The most serious question for the future of American culture is whether the arts will continue to exist in isolation and decline into subsidized academic specialties or whether some possibility of rapprochement with the educated public remains. Each of the arts must face the challenge separately, and no art faces more towering obstacles than poetry.

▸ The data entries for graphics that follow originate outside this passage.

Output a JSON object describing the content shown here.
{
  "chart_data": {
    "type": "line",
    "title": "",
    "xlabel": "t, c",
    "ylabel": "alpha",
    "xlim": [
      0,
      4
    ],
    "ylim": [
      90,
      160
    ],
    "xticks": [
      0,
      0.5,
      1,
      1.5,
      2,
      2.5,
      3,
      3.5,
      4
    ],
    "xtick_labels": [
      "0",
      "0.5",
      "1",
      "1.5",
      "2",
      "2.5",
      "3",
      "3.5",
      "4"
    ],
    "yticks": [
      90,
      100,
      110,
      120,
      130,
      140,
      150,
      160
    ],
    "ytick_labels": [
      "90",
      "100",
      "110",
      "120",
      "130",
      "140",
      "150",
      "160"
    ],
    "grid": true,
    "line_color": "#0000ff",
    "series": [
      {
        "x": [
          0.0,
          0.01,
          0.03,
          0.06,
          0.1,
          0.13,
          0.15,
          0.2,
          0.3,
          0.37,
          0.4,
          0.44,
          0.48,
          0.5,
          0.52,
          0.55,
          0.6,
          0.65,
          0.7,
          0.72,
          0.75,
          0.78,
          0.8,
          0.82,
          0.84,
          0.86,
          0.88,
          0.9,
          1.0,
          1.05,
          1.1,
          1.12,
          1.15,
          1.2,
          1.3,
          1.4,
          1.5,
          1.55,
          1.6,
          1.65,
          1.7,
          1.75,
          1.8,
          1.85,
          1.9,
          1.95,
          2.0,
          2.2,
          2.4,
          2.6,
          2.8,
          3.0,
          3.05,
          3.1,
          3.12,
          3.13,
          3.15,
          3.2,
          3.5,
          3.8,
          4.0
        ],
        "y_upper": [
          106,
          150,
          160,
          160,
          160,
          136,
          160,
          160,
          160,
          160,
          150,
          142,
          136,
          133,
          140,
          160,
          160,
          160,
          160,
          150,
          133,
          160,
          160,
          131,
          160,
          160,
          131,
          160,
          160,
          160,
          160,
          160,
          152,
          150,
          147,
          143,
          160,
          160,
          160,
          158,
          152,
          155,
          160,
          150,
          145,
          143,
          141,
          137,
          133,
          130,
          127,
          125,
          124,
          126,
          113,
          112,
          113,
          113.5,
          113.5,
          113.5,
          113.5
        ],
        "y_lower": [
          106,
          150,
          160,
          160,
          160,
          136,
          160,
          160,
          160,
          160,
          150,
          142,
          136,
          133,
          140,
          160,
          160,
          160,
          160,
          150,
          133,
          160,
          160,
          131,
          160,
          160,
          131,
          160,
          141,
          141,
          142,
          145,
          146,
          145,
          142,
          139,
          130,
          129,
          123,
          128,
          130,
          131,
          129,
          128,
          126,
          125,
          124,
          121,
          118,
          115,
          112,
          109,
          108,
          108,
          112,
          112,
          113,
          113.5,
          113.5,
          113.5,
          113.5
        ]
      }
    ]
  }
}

Given the decline of literacy, the proliferation of other media, the crisis in humanities education, the collapse of critical standards, and the sheer weight of past failures, how can poets possibly succeed in being heard?

Gioia maintains that “All it would require is that poets and poetry teachers take more responsibility for bringing their art to the public.” He suggests six ways to help accomplish that goal, then ends by telling us that:

Although much wonderful poetry is being written, the American poetry establishment is locked into a series of exhausted conventions – outmoded ways of presenting, discussing, editing, and teaching poetry. Educational institutions have codified them into a stifling bureaucratic etiquette that enervates the art. These conventions may have once made sense, but today they imprison poetry in an intellectual ghetto.

It’s time to experiment, time to leave the well-ordered but stuffy classroom, time to restore a vulgar vitality to poetry and unleash the energy not trapped in the subculture. There is nothing to lose. Society has already told us that poetry is dead. Let’s build a funeral pyre out of the desiccated conventions piled around us and watch the ancient, spangle-feathered, unkillable phoenix rise from the ashes.

As for bringing poetry to our public in Door County, this April we once again celebrate National Poetry month. Check out the April Harvest Calendar and the events calendar in the Peninsula Pulse, both in print and on our Web site. Then, find someone who has never quite warmed to poetry and bring them to some readings. You’ll both relish in the wonders of our annual April harvest of poetry, grown here in Door County, right before our very ears.